For WordPress environments, there is usually no reason to use ini_set because that is what the defined constants provided by WordPress Core are already achieving. The way that PHP works is that certain settings can be overridden within your CMS (WordPress), within individual scripts, and even on a per-user or per-directory basis (much to the frustration of web hosts and agencies).
To disable errors from displaying on-page in WordPress, the only setting you really need is:
define('WP_DEBUG', false);
...because when WP_DEBUG is disabled, the sub-options are then inactive:
define('WP_DEBUG_DISPLAY', false);
define('WP_DEBUG_LOG', false);
Keep in mind that the confusing WP_DEBUG_LOG option only refers to the creation of debug.log within the directory wp-content and does not effect other logging settings, etc.
Again, the settings in WordPress can override default PHP settings, so your PHP settings don't matter as much as having correct settings in your wp-config.php file, which loads before other WP components.
That said, it is a good idea to implement default settings like below in production:
error_reporting = E_ERROR | E_WARNING | E_PARSE
display_errors = Off
display_startup_errors = Off
log_errors = On
error_log = /var/www/logs/error.log
log_errors_max_len = 1024
ignore_repeated_errors = On
ignore_repeated_source = Off
report_memleaks = On
xmlrpc_errors = 0
html_errors = Off
For a complete example, refer to our SlickStack php.ini file optimized for Nginx and PHP-FPM.

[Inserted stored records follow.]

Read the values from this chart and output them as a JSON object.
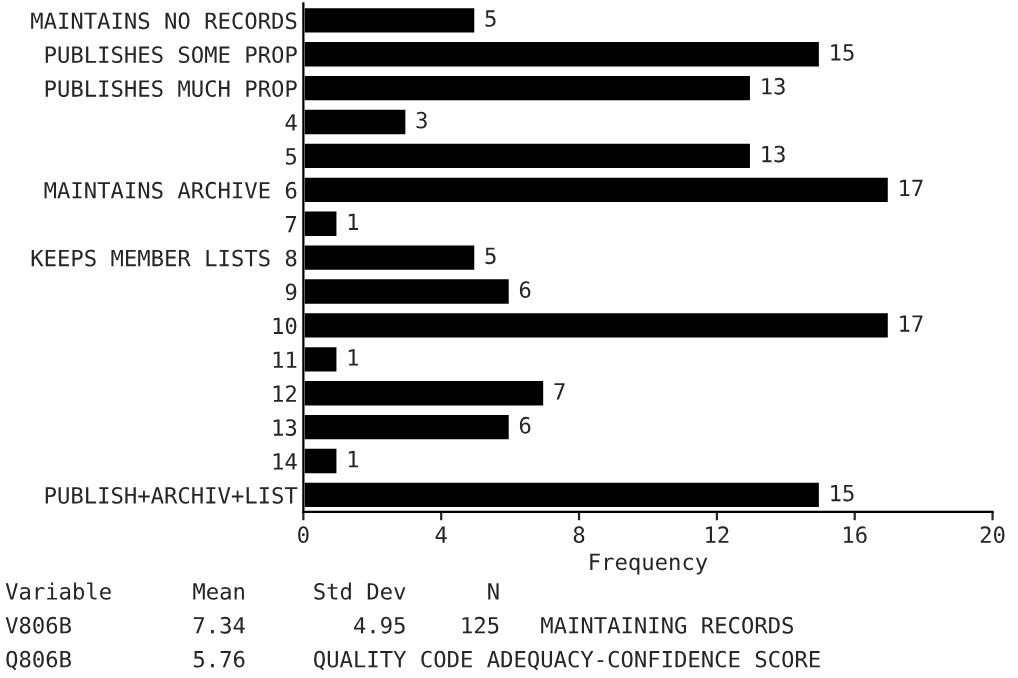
{
  "chart_data": {
    "type": "bar",
    "orientation": "horizontal",
    "categories": [
      "MAINTAINS NO RECORDS",
      "PUBLISHES SOME PROP",
      "PUBLISHES MUCH PROP",
      "4",
      "5",
      "MAINTAINS ARCHIVE 6",
      "7",
      "KEEPS MEMBER LISTS 8",
      "9",
      "10",
      "11",
      "12",
      "13",
      "14",
      "PUBLISH+ARCHIV+LIST"
    ],
    "values": [
      5,
      15,
      13,
      3,
      13,
      17,
      1,
      5,
      6,
      17,
      1,
      7,
      6,
      1,
      15
    ],
    "color": "#000000",
    "xlim": [
      0,
      20
    ],
    "xticks": [
      0,
      4,
      8,
      12,
      16,
      20
    ],
    "xlabel": "Frequency",
    "data_labels": true,
    "grid": false,
    "legend": false,
    "annotations": [
      "Variable      Mean     Std Dev      N",
      "V806B         7.34        4.95    125   MAINTAINING RECORDS",
      "Q806B         5.76     QUALITY CODE ADEQUACY-CONFIDENCE SCORE"
    ]
  }
}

In one case, after hours of research, we realized a plugin (or theme) was overriding the various error handling settings previously set in php.ini and wp-config.php. The only way to prevent this is to remove the WordPress plugin or theme that is trying to "hack" your PHP settings, or tell them to remove it because that is very bad practice for extensions to be overriding the debug options of your CMS.
In SlickStack, we created a Bash script that "flags" any ini_set and error_reporting lines from PHP files in the /themes/ and /plugins/ directories by highlighting such instances using a MU Plugin (PHP script) that displays a list of such "hacks" in the WP Admin Dashboard.